Purrsonally, I believe this is all disinformation.
However, I have been commissioned to write about nipping etiquette;
to enlighten efurryone
and (hopefully) ameliorate my bad manners.
Right!
My Own says Tiggy always displays absolute decorum and disposition
regarding the proper enjoyment of Noll's Nip.
Here we see Tiggy, gentleman mancat,
poised neatly on the edge of his nip napkin.
"The edge."
Neatly. On.The.Edge!
No fuss, no muss.
Note, how Tiggy fully enjoys his treat without making a mess of things,
or losing his self control.
****Nipping Etiquette****
Rule #1: Keeps your nip napkin neat.
Rule #2: Keeps your feet under control.
Rule#3: Keeps to the edges.
Rule#4: Keeps your nip ON.THE.NAPKIN.
And THIS is what a failure
to abide by the rules of Nipping Etiquette looks like!

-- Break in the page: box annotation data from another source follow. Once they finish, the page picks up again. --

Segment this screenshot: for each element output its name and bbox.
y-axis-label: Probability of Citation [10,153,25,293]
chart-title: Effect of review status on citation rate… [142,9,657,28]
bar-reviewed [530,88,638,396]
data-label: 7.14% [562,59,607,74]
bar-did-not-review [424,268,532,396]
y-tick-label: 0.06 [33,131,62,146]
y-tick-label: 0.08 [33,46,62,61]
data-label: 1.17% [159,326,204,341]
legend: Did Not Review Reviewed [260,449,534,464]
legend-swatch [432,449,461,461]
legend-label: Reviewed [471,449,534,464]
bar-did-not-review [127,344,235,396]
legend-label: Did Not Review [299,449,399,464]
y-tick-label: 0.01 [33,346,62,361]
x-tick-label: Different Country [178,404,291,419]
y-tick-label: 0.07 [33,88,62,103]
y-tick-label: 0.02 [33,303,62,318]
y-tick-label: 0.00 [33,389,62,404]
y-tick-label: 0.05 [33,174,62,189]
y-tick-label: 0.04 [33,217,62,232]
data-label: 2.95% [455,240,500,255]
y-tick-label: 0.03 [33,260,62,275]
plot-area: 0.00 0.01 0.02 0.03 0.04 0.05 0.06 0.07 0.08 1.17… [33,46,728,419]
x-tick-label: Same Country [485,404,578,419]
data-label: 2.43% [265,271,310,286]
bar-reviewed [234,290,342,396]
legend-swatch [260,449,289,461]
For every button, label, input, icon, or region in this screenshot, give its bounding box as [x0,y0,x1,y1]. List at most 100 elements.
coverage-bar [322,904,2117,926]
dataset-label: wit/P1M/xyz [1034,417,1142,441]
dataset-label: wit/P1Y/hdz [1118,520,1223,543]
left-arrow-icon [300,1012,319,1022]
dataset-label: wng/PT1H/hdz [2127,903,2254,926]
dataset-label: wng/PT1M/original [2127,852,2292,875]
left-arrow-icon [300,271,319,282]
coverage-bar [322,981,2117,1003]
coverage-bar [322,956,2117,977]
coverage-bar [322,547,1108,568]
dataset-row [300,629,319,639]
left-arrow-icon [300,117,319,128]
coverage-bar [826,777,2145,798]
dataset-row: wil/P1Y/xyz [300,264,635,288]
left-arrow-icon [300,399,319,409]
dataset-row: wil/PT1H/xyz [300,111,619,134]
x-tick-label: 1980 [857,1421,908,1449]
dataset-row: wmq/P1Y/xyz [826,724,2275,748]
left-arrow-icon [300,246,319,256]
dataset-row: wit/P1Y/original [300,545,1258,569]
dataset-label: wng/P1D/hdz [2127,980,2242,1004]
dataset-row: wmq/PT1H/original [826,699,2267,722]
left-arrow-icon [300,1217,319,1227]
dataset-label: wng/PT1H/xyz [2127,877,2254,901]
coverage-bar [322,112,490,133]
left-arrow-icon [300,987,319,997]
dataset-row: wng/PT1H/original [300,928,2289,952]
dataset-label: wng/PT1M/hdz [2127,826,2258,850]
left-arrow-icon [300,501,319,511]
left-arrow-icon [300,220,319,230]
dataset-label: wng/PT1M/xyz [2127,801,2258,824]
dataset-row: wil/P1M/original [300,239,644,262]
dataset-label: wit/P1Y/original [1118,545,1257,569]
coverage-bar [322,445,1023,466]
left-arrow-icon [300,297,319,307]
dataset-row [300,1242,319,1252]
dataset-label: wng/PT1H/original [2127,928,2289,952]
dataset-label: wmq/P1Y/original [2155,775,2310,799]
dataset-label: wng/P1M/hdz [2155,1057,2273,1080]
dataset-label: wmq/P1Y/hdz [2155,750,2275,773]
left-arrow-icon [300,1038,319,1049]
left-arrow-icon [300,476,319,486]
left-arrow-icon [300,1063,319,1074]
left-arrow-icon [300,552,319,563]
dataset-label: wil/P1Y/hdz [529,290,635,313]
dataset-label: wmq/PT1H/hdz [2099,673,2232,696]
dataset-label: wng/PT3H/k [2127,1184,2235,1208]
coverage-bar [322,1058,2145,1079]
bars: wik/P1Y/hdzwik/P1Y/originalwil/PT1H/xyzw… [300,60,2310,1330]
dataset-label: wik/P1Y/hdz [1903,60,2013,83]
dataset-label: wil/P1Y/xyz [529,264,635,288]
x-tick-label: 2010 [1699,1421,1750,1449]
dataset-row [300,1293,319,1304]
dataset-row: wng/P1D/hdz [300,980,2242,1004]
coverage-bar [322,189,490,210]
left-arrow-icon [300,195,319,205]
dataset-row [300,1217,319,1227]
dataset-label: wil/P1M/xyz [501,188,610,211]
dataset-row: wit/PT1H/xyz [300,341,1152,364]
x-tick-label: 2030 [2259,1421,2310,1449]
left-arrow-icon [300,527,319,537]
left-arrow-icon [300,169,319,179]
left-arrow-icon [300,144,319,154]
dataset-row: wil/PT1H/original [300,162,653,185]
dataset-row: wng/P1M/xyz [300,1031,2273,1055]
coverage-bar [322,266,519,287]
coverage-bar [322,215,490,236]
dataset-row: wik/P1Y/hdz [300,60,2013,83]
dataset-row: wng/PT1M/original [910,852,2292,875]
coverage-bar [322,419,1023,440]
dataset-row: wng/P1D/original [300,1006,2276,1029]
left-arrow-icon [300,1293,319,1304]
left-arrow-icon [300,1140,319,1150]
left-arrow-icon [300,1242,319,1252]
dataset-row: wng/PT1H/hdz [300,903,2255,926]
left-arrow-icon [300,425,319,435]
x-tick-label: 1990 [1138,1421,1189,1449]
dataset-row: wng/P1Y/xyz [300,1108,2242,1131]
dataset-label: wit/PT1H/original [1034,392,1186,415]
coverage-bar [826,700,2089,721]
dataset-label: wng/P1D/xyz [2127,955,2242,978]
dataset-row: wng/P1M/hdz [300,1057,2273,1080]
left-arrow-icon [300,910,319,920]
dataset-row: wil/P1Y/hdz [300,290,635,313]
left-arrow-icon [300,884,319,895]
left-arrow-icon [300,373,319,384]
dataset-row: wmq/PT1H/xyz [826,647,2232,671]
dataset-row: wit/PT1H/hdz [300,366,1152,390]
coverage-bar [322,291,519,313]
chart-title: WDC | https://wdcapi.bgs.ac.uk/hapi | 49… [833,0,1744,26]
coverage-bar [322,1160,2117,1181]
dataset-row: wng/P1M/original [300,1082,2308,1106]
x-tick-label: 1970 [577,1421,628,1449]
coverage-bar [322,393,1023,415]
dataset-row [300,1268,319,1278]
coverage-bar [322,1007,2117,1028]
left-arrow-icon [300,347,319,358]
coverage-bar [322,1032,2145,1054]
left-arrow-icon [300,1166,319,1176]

Should one forget the four aforementioned rules,
politely & contritely & immediately
exhibit remorse.
THIS is the proper stance to undertake following a
breaching of nipping etiquette:
=^..^=
(Of course, I prefer such an "exhibition" to rules!)
6 comments:
Oh dear - we are such unmannered kitties here! Good advice but we just throw it all to the wind for nip!
Hmm..I always think there is only one rule in regards to nip: ENJOY.
Rules for nip! Ha - go into a bar and tell humans that there are rules to drinking alcoholic beverages and see what happens.
I say when it comes to nip.....etiquette be damned!
Oh no! WE did not know there were rules! we thought it was ok to roll in it!
You get your nip on a napkin? Mom just sprinkles mine on my scratchers and most of it falls through the holes. Mom! We have to talk.